Regal Court is a beautiful bungalow apartment complex on Michigan Street. It was built in 1927 by the prominent Redlands real estate and fire insurance salesman Melvin L. Hooper. The complex was built with rentals in mind and have remained rentals for the past 93 years. Regal Court contains six double units and ten single units. It is a U-shaped court with single-storied units on the long sides and a two-story building to the rear. Each unit is similar on the outside, but subtle differences were built into the interiors. Bright white exterior walls contrast with the red terra cotta tile awnings over the front door and windows. Window space in the court is far beyond the ordinary. Every unit is lit from four sides and when darkness falls every side of every section will be artistically illuminated. Some units were provided concealed beds for the living room and others wall beds in the bedrooms. Every unit has its own fireplace and mantel. When first opened, each unit came fully furnished; included were sofas and matching rugs, tables and chairs, silverware and even a carpet sweeper. Like a snapshot in time, Regal Court has changed little in the last 93 years.

This is the previous home of the Redlands Daily Facts newspaper and it is the future home of the Redlands Historical Museum. Originally designed by Redlands architect Benjamin Rabe, the building was completed and opened in July 1956 as the new location for the city’s daily newspaper.

The Redlands Bowl is an amphitheatre built for music and theatrical performances that are offered to the public with no admission charge. The existing structure was commissioned and built by Florence and Clarence White as a gift to the City of Redlands in 1931. A portion of Proverbs 29:18, “Without vision a people perish,” is inscribed across the frieze above the stage. It is the oldest continuous music festival in the United States at which no admission is charged.

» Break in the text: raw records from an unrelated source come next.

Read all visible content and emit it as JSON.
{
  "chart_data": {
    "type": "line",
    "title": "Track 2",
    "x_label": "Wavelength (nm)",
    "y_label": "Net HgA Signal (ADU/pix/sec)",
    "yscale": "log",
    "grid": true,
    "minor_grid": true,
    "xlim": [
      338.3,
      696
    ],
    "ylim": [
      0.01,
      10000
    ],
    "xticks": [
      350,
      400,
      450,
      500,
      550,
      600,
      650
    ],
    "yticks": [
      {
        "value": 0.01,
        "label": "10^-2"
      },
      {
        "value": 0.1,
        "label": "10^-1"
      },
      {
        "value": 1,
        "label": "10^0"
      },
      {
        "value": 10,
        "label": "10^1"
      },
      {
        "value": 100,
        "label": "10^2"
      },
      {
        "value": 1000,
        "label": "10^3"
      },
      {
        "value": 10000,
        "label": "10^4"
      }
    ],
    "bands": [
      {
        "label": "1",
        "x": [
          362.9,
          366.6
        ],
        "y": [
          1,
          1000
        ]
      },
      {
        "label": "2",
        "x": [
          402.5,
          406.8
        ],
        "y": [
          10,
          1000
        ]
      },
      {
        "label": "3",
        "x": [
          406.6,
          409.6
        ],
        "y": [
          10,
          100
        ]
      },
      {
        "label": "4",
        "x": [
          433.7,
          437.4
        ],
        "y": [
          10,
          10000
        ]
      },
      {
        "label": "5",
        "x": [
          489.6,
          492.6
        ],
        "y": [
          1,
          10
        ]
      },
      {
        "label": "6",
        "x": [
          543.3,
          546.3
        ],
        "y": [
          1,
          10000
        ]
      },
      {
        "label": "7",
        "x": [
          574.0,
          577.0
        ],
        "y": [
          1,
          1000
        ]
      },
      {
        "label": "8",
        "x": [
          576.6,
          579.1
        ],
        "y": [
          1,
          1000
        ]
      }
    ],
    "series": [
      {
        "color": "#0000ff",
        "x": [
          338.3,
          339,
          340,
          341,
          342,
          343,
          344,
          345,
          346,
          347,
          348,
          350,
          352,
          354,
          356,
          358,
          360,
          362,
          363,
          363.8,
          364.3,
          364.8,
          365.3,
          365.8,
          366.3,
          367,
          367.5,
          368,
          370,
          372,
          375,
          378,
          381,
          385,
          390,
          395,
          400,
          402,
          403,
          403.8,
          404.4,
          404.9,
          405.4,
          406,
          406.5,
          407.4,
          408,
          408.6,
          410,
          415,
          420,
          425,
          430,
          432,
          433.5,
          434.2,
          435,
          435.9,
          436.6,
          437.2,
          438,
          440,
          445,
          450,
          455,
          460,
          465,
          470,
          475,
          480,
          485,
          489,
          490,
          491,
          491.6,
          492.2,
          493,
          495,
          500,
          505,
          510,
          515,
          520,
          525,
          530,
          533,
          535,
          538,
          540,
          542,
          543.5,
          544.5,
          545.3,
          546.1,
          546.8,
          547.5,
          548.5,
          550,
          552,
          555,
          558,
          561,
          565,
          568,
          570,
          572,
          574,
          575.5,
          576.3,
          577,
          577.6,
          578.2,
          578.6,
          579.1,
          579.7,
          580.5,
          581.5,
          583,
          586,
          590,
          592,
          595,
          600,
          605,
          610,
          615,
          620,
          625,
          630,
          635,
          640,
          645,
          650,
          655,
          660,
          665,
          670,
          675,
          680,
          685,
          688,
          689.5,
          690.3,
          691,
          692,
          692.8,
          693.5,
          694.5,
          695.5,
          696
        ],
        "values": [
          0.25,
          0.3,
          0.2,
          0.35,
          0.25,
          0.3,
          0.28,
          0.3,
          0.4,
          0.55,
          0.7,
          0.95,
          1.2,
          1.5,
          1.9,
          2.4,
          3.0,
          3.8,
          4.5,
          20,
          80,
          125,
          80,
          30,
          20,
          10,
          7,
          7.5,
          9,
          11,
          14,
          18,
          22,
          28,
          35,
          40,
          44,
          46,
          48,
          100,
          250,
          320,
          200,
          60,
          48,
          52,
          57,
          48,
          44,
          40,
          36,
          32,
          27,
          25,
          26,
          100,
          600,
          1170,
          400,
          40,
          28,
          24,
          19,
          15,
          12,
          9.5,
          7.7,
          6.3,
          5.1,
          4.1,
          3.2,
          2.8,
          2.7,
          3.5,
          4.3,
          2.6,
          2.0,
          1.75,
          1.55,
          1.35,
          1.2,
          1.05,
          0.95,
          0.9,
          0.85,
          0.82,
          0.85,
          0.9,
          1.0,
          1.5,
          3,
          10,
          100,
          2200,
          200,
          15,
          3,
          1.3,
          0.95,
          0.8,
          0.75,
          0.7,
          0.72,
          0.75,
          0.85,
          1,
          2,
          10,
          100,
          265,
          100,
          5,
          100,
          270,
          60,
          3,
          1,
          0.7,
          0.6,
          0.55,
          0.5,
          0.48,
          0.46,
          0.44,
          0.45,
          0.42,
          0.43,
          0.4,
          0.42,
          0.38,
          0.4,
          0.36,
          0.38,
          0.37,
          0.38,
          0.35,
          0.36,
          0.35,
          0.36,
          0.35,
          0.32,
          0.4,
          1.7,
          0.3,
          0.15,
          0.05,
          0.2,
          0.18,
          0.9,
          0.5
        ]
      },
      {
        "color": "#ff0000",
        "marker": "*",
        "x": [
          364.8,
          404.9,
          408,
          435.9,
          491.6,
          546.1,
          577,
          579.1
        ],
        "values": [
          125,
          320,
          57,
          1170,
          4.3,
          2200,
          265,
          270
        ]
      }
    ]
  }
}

The Mission Gables House is a 7,500 square foot home originally built in 1898. It was a shabby 1890s apartment house on the south side of the Redlands Bowl and had been significantly compromised by a fire in the attic. It is now the home of the Redlands Community Music Association executive offices.

The Lincoln Memorial Shrine was conceived and developed in 1932 by the part-time Redlands resident Robert Watchorn as a memorial to his only son, Emory Watchorn who served with honors in Word War I and died at the age of 25. The building was originally designed in an octagon shape by noted Southern California architect Elmer Grey in 1932. The construction of reinforced concrete was faced with Bedford Indiana limestone plates upon which are inscribed excerpts from Lincoln’s speeches.

Built in 1898, the A. K. Smiley Public Library was donated to Redlands by philanthropist Albert K. Smiley. Architect T. R. Griffith designed the library in a style which has alternately been described as Mission Revival and Moorish Revival. The library still serves as the Redlands public library. In addition, it houses a collection of materials on native tribes in California donated by Andrew Carnegie, as well as a collection of rare materials about Southern California and local history.

It was a wonderful way to spend our morning!